As a learning exercise and because I'd like to do something similar with my own data, I'm trying to copy the answer to this example exactly but implement it in Python via rpy2.

This is turning out to be trickier than I thought because plyr uses a lot of convenient sytax (e.g. as.quoted variables, summarize, functions) that I haven't found easy to port to rpy2. Without even getting to the ggplot2 segment, this is what I've been able to manage so far, using **{} to allow use of the '.' arguments:

# import rpy2.robjects as ro
# from rpy2.robjects.packages import importr
# stats= importr('stats')
# plyr = importr('plyr')
# bs = importr('base')
# r = ro.r
# df = ro.DataFrame

mms = df( {'delicious': stats.rnorm(100), 
           'type':bs.sample(bs.as_factor(ro.StrVector(['peanut','regular'])), 100, replace=True),
           'color':bs.sample(bs.as_factor(ro.StrVector(['r','g','y','b'])), 100, replace=True)} )

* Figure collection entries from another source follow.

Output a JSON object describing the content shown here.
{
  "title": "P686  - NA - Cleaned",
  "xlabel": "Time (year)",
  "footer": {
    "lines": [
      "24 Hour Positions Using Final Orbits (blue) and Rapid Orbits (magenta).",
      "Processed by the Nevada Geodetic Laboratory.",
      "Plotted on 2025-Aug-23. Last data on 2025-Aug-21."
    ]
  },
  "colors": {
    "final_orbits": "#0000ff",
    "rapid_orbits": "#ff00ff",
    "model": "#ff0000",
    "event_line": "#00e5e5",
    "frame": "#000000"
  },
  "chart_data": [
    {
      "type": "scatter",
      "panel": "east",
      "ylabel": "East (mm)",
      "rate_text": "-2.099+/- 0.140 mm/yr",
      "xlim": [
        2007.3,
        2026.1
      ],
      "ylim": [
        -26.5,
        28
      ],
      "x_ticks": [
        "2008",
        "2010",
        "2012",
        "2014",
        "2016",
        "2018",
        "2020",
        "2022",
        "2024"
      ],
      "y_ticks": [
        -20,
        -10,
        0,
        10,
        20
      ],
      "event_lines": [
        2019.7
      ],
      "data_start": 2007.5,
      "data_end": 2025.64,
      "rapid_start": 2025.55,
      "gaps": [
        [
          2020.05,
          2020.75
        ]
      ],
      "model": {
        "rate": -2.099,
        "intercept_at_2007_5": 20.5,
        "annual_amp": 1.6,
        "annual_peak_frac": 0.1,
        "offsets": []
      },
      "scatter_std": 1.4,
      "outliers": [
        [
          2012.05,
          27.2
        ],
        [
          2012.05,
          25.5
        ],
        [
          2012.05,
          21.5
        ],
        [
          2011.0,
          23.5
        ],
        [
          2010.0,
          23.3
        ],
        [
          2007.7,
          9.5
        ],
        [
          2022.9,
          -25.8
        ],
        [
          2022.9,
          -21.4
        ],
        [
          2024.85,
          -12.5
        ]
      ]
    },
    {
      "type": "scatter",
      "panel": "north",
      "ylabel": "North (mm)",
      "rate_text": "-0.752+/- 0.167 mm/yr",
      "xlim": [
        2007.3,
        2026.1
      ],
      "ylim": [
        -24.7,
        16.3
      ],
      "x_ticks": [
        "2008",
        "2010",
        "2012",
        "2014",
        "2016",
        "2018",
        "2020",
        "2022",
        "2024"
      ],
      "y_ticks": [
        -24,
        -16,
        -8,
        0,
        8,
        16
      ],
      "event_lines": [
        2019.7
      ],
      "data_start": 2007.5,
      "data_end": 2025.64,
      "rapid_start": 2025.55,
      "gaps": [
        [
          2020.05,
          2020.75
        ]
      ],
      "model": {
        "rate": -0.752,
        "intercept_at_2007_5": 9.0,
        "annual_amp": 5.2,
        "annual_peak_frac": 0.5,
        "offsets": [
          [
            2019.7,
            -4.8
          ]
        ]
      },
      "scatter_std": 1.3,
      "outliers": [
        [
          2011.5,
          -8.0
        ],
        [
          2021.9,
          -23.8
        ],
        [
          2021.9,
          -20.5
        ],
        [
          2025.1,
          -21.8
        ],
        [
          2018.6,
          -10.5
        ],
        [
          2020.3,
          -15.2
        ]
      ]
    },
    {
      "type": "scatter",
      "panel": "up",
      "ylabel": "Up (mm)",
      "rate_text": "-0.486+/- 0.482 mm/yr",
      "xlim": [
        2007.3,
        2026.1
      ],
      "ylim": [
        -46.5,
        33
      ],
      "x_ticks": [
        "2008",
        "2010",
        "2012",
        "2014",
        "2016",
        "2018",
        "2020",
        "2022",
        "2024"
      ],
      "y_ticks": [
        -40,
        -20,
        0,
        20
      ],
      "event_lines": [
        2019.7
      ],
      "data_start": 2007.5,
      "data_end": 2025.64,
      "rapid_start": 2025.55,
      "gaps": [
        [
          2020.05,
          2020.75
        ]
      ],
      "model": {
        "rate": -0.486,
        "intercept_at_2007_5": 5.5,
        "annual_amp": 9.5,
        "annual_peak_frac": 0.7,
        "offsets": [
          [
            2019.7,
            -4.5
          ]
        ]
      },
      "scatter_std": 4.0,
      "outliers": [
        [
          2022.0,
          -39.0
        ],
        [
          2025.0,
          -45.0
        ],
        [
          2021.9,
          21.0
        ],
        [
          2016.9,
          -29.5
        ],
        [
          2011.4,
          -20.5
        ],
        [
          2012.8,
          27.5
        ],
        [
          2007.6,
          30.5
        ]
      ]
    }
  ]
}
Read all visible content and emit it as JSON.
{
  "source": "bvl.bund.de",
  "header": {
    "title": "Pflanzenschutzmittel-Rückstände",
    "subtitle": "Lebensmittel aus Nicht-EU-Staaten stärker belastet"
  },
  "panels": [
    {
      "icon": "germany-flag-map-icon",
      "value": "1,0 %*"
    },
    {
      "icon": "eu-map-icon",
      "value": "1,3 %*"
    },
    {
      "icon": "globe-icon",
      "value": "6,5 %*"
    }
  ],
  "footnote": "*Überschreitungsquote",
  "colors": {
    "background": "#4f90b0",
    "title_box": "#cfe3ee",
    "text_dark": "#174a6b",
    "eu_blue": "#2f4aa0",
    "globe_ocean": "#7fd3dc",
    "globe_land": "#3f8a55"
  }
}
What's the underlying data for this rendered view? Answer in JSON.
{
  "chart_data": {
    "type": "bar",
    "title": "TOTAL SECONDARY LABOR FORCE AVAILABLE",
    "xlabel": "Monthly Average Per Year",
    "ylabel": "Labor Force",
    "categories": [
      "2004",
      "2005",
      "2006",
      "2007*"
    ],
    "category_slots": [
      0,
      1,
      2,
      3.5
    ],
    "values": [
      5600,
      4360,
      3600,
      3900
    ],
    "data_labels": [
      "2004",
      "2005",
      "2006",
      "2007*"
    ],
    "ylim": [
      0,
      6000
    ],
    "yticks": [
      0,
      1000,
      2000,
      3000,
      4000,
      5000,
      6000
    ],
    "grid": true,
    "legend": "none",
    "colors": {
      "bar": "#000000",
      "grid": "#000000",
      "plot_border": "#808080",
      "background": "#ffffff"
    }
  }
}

# first define a function, then use it in ddply call
myfunc  = r('''myfunc <- function(var) {paste('n =', length(var))} ''')
mms_cor = plyr.ddply(**{'.data':mms, 
                        '.variables':ro.StrVector(['type','color']), 
                        '.fun':myfunc})

This runs without error, but printing the resulting mms_cor gives the following, which suggests the function isn't working correctly in the context of the ddply call (the length of the mms data.frame is 3, which is what I think is being calculated because other inputs to myfunc return different values):

     type color    V1
1  peanut     b n = 3
2  peanut     g n = 3
3  peanut     r n = 3
4  peanut     y n = 3
5 regular     b n = 3
6 regular     g n = 3
7 regular     r n = 3
8 regular     y n = 3 

Ideally I would get this to work with summarize, as done in the example answer, to have multiple calculations/label the output, but I couldn't get this to work either, and it really becomes awkward syntax-wise:

mms_cor = plyr.ddply(plyr.summarize, n=bs.paste('n =', bs.length('delicious')), 
                     **{'.data':mms,'.variables':ro.StrVector(['type','color'])})

This gives the same output as above with 'n = 1'. I know it's reflecting the length of the 1-item vector 'delicious', but can't figure out how to make this a variable instead of a string, or which variable it would be (which is why I moved toward the function above). Additionally, it would be useful to know how one might get the as.quoted variable syntax (e.g. ddply(.data=mms, .(type, color), ...)) to work with rpy2. I know plyr has several as_quoted methods, but I can't figure out how to use them because documentation and examples are tricky to find.

Any help is greatly appreciated. Thanks.

Edit:

lgautier's solution to fix myfunc with nrow not length.

myfunc = r('''myfunc <- function(var) {paste('n =', nrow(var))} ''')

Solution for ggplot2 if useful for others (note had to add x and y values to mms_cor as a workaround for using aes_string (can't get aes to work in Python environment):

#rggplot2 = importr('ggplot2') # note ggplot2 import above doesn't take 'mapping' kwarg
p = rggplot2.ggplot(data=mms, mapping=rggplot2.aes_string(x='delicious')) + \
    rggplot2.geom_density() + \
    rggplot2.facet_grid('type ~ color') + \
    rggplot2.geom_text(data=mms_cor, mapping=rggplot2.aes_string(x='x', y='y', label='V1'), colour='black', inherit_aes=False)

p.plot()
1
In the first part, the function is working correctly and "n = 3" is what one would expect. length(var) is the length of the R data.frame, which is 3. nrows(var) is the number of rows.lgautier
nrow (minus the 's') did the trick, thanks!. will add the ggplot2 solution as edit.williaster
In general, I would avoid writing R code in Python as much as you can. I would create one big R function called e.g. plot_stuff, source that into your rpy session and call that funtction with the appropriate parameters. This also makes debugging the R code easier.Paul Hiemstra
That's a fantastic, simple tip! I can't say how much easier that will make things.williaster
@PaulHiemstra I'd recommend the exact opposite to someone writing an application in Python from existing bits in R (the exception being that one developer or the mixed group of Python and R developer are more proficient in R than in Python for a given task), and this precisely for the purpose of debugging.lgautier

1 Answers

2
votes

Since you are using a callback, I can't resist showing one of the unexpected things rpy2 can do (note: the code is untested, there might be typos) :

def myfunc(var):
    # var is a data.frame, the length of
    # the first vector is the number of rows
    if len(var) == 0:
        nr = 0
    else:
        nr = len(var[0])
    # any string format feature in Python could
    # be used here
    return 'n = %i' % nr 

# create R function from the Python function
from rpy2.rinterface import rternalize
myfunc_r = rternalize(myfunc)

mms_cor = plyr.ddply(**{'.data':mms, 
                        '.variables':ro.StrVector(['type','color']), 
                        '.fun':myfunc_r})